Dell offers a number of NAS and multiprotocol storage product families, including the NS and NX product lines. In the NX series, the entry-level model is the tower-format NX200, which provides capacity of up to 8 TB on four hot-swappable SATA drives. The NX4 is a rebadged EMC NX4 and offers NFS, CIFS, iSCSI and Fibre Channel access in a 5U rack with as many as 120 TB of SAS or SATA drives. Meanwhile, the NX300 is NAS protocol-only, 1U in size and provides up to 8 TB of internal capacity. The NX3000 and NX3100 offer CIFS and NFS access, with optional iSCSI access on the NX3000. Both are in the 2U rack-mount format, with 24 TB of internal capacity on the NX3100 and 12 TB on the NX3000. Dell’s NS products are rebadged EMC devices, providing NFS and CIFS file access with iSCSI and Fibre Channel block access. They come in an 8U rack-mount format; the NS120 offers expandable capacity up to 120 SATA or Fibre Channel drives, while the NS480 can scale to 480 drives.

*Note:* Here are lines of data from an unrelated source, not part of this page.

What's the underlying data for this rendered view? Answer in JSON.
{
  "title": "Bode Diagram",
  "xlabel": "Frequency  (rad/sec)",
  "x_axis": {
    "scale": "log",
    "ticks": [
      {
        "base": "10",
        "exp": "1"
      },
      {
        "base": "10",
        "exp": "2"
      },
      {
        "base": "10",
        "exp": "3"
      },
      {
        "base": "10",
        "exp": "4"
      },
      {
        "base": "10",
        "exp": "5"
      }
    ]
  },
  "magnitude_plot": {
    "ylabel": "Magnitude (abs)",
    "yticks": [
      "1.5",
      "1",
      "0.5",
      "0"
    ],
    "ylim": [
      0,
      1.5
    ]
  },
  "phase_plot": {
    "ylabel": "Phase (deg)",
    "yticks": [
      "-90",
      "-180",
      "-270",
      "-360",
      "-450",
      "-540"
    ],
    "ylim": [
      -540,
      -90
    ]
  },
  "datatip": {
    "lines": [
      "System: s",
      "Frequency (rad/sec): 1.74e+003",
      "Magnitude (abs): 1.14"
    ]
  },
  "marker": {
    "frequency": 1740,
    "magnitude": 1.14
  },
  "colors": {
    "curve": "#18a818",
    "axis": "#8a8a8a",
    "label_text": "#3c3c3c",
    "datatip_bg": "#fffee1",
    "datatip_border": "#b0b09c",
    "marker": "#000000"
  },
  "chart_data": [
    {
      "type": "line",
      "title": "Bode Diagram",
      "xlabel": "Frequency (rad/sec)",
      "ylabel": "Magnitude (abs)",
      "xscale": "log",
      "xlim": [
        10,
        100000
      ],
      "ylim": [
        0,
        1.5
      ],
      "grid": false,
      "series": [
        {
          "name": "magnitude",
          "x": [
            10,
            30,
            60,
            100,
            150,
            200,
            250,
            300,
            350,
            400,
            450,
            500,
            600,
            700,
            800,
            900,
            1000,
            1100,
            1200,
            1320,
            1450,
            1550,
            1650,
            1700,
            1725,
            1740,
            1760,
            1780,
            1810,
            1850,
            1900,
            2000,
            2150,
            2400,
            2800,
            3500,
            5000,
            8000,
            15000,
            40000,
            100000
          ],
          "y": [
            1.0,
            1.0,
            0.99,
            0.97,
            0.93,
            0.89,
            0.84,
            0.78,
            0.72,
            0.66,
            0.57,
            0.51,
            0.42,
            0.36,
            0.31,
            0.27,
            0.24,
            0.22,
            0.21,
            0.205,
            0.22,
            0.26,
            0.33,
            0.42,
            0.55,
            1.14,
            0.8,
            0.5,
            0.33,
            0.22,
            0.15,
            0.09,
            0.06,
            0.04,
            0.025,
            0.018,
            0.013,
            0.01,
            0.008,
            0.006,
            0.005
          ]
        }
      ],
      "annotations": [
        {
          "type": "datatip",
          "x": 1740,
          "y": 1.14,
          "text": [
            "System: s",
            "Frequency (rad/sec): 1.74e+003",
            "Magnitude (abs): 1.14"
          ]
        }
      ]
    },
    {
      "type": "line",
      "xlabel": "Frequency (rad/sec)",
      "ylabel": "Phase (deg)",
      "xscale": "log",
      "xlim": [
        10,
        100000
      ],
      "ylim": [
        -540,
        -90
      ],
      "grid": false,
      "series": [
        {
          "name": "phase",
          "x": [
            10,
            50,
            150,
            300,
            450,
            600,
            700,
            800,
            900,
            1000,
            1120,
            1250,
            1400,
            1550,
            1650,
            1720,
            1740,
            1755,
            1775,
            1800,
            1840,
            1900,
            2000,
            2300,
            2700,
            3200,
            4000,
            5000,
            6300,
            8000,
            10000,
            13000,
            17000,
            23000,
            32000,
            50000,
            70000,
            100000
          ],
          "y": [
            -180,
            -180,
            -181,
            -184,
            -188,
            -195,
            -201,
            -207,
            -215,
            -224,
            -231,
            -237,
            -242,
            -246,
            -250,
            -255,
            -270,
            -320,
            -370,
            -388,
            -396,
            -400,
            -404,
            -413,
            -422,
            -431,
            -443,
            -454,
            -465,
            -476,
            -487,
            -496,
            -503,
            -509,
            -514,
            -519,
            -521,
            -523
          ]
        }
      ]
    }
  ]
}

Nexsan announced the launch of its E5000 NAS range in August this year and has taken an interesting approach to differentiate its product range from competitors. Rather than adding block data functionality, the company has concentrated on file system performance optimisation, and the E5310 (the midlevel system in the range) showcases Nexsan’s FASTier SSD cache for high-speed data access. The E5310 features a maximum of 240 externally connected SAS or SATA disks, with a maximum capacity of 720 TB, and an SSD cache consisting of two 100 GB drives, with an additional 8 GB of DRAM cache. Thin provisioning, snapshotting and replication features come standard, and dual-controller options can make the system resilient against hardware failure. Readers should note the entry-level E5110 system does not support the SSD caching feature available in the higher-level models.

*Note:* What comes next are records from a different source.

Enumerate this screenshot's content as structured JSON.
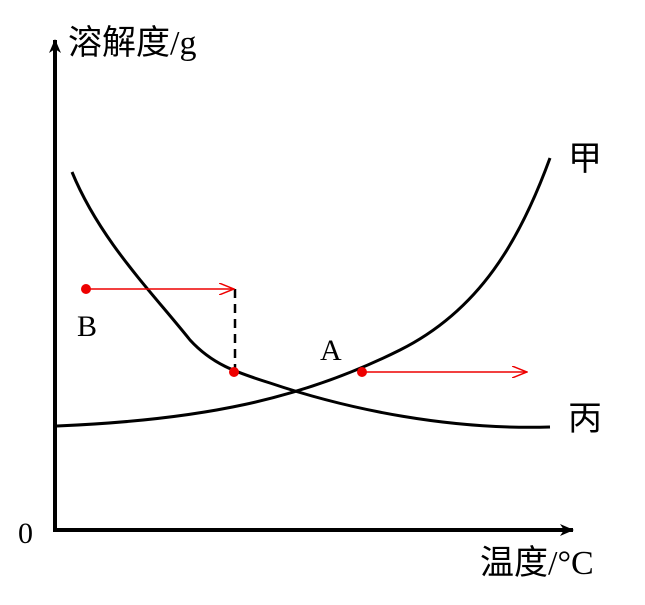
{
  "axes": {
    "y_label": "溶解度/g",
    "x_label": "温度/°C",
    "origin": "0"
  },
  "curves": [
    {
      "label": "甲"
    },
    {
      "label": "丙"
    }
  ],
  "points": [
    {
      "label": "A"
    },
    {
      "label": "B"
    }
  ]
}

The SnapServer NAS range from Overland Storage is set at a similar market level to the HP X1000. It is powered by GuardianOS, developed by Adaptec, from which Overland acquired the SnapServer line in 2008. The SnapServer N2000 unit is stackable up to six units with a maximum capacity of 12 drive slots per array. The system supports either SAS or SATA drives and offers NFS and iSCSI connectivity options via dual 1 Gbps Ethernet ports. Snapshotting is included via Microsoft Windows VSS. Replication services are an optional extra via the Snap Enterprise Data Replicator add-on.

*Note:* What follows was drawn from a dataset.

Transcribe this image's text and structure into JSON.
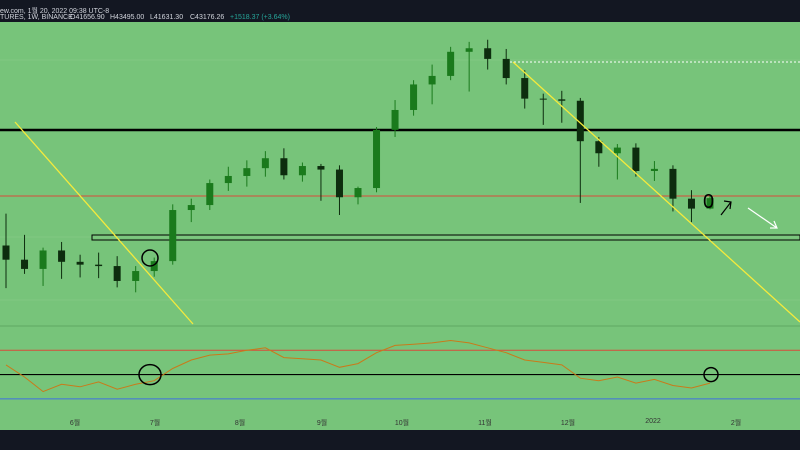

While not offering the extended capabilities of scale-out NAS, the SMB NAS products here still have an important role to play in SME system environments. NAS systems have evolved from being dedicated NFS/CIFS file serving solutions into products that also offer block-level storage. This extended functionality is now within the reach of SMEs and will allow them to address their data consolidation needs whilst also offering a cost-effective storage platform for virtual server environments.